Cette politique a ainsi abouti à la production de logements et non pas au développement d’un habitat convenable, d’autant plus que le terrain public disponible en zone urbaine est limité et que cela a amené à une énorme dispersion sur le territoire.
Dans ce contexte, la Rapporteuse spéciale exhorte le Gouvernement à procéder à une évaluation des besoins existant en matière de logement et elle l’exhorte à axer ses politiques sur les besoins, avec des programmes plus diversifiés et des politiques d’habitat qui visent à l’intégration de l’espace urbaine.
Dans ce contexte elle encourage les efforts récents de planification urbaine entrepris sur le plan national à travers le schéma national d’aménagement du territoire et des plan locaux tels que le plan directeur d’urbanisme adopté par la wilaya d’Alger, parmi d’autres.

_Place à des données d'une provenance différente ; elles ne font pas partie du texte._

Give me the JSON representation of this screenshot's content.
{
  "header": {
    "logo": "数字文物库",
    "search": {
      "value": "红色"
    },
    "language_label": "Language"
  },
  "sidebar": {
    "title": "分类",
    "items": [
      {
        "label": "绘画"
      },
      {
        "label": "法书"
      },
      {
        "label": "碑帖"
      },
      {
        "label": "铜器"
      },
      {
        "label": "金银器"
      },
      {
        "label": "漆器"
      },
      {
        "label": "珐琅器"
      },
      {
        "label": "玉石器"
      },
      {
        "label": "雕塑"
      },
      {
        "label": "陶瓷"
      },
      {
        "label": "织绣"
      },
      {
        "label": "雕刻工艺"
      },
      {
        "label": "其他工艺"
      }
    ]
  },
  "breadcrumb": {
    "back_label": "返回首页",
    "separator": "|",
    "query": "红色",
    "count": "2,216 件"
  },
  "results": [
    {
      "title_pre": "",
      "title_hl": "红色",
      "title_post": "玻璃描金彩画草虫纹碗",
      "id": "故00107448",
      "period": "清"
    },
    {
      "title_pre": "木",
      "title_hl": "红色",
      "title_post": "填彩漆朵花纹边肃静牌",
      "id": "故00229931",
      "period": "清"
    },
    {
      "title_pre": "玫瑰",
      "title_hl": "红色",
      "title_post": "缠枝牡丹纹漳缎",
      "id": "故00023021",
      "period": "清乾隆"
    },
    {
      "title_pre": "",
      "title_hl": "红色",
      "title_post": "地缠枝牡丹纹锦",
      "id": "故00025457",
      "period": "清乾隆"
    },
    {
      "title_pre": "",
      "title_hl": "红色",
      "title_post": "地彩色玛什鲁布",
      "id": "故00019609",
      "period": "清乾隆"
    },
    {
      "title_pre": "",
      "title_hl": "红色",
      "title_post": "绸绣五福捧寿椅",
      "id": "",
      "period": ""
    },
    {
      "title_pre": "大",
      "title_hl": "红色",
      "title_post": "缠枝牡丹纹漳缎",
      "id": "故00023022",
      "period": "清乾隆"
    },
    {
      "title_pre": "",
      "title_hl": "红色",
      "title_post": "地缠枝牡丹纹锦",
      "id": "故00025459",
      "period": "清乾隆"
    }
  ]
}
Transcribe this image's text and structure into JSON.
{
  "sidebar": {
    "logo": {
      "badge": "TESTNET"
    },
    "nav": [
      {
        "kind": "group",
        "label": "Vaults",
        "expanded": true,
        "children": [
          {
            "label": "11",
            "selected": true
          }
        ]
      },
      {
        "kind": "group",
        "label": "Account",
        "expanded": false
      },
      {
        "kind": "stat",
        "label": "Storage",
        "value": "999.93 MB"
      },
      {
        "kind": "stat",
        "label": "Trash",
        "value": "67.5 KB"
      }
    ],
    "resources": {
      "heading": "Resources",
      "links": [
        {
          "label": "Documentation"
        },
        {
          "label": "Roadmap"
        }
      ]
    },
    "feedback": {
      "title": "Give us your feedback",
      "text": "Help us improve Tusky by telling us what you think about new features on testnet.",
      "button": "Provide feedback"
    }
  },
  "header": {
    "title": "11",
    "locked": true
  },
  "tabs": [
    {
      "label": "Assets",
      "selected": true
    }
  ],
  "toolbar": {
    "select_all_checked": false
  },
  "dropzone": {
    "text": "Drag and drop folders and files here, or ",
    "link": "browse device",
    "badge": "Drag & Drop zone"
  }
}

La Rapporteuse spéciale a pu remarquer le manque de participation et de communication/vulgarisation dans la politique de logement promue par le gouvernement, une politique qui reste opaque au citoyen commun. Elle remarque aussi qu’ils restent des efforts à faire en matière de transparence et que les diverses institutions qui participent au processus d’attribution de logements disposent d’un marge de discrétion qui ouvre la voie au clientélisme et à la corruption.
Tout cela selon la Rapporteuse spéciale aurait contribué à créer un climat de soupçon et de manque de confiance de la part de la population dont témoignent les émeutes qui régulièrement explosent suite à l’affichage des listes de personnes auxquelles sont attribués des logements de type social-locatif.
Dans ce contexte, la Rapporteuse spéciale recommande l’établissement de programmes d’outreach et la création d’un fichier unifié national des demandes de logement déposées par la population avec les points attribués et la position de chaque demandeur dans la liste. La classification de toutes les demandes devrait être publiée et rendu accessible, par exemple dans la page web de la commune, daïra ou wilaya.
La Rapporteuse spéciale souhaite aussi souligner le manque de concertation et participation de la société civile dans la définition, application, gestion et suivi des politiques de logement et de planification urbaine.
Dans ce cadre, elle apprécie les efforts récemment entamés par le gouvernement pour être plus à l’écoute de la société civile (par exemple par le moyen de l’organisation des assises de l’urbanisme ou de la tenue des premiers états généraux de la société civile ) et elle exhorte le gouvernement à s’engager dans un réel effort de concertation en ce qui a trait à la définition des politiques de logement et à institutionnaliser des mécanismes permanents de suivi de l’application de ces politiques (cela dans le cadre aussi des reformes annoncées au niveau législatif et notamment en ce qui concerne la loi sur les associations et la représentations des femmes dans les assemblées élues).
Dans ce contexte, elle recommande notamment l’établissement d’un Observatoire autonome de l’Habitat. Elle exhorte aussi le gouvernement à promouvoir, respecter et protéger les droits de toute personne à s’associer et organiser et les droits de défenseurs des droits de l’homme, particulièrement ceux qui sont engagés dans le domaine du droit au logement, et tels qu’ils sont définis dans la Résolution A/RES/53/144 de l’Assemblée Générale (Déclaration sur le droit et la responsabilité des individus, groupes et organes de la société de promouvoir et protéger les droits de l’homme et les libertés fondamentales universellement reconnues).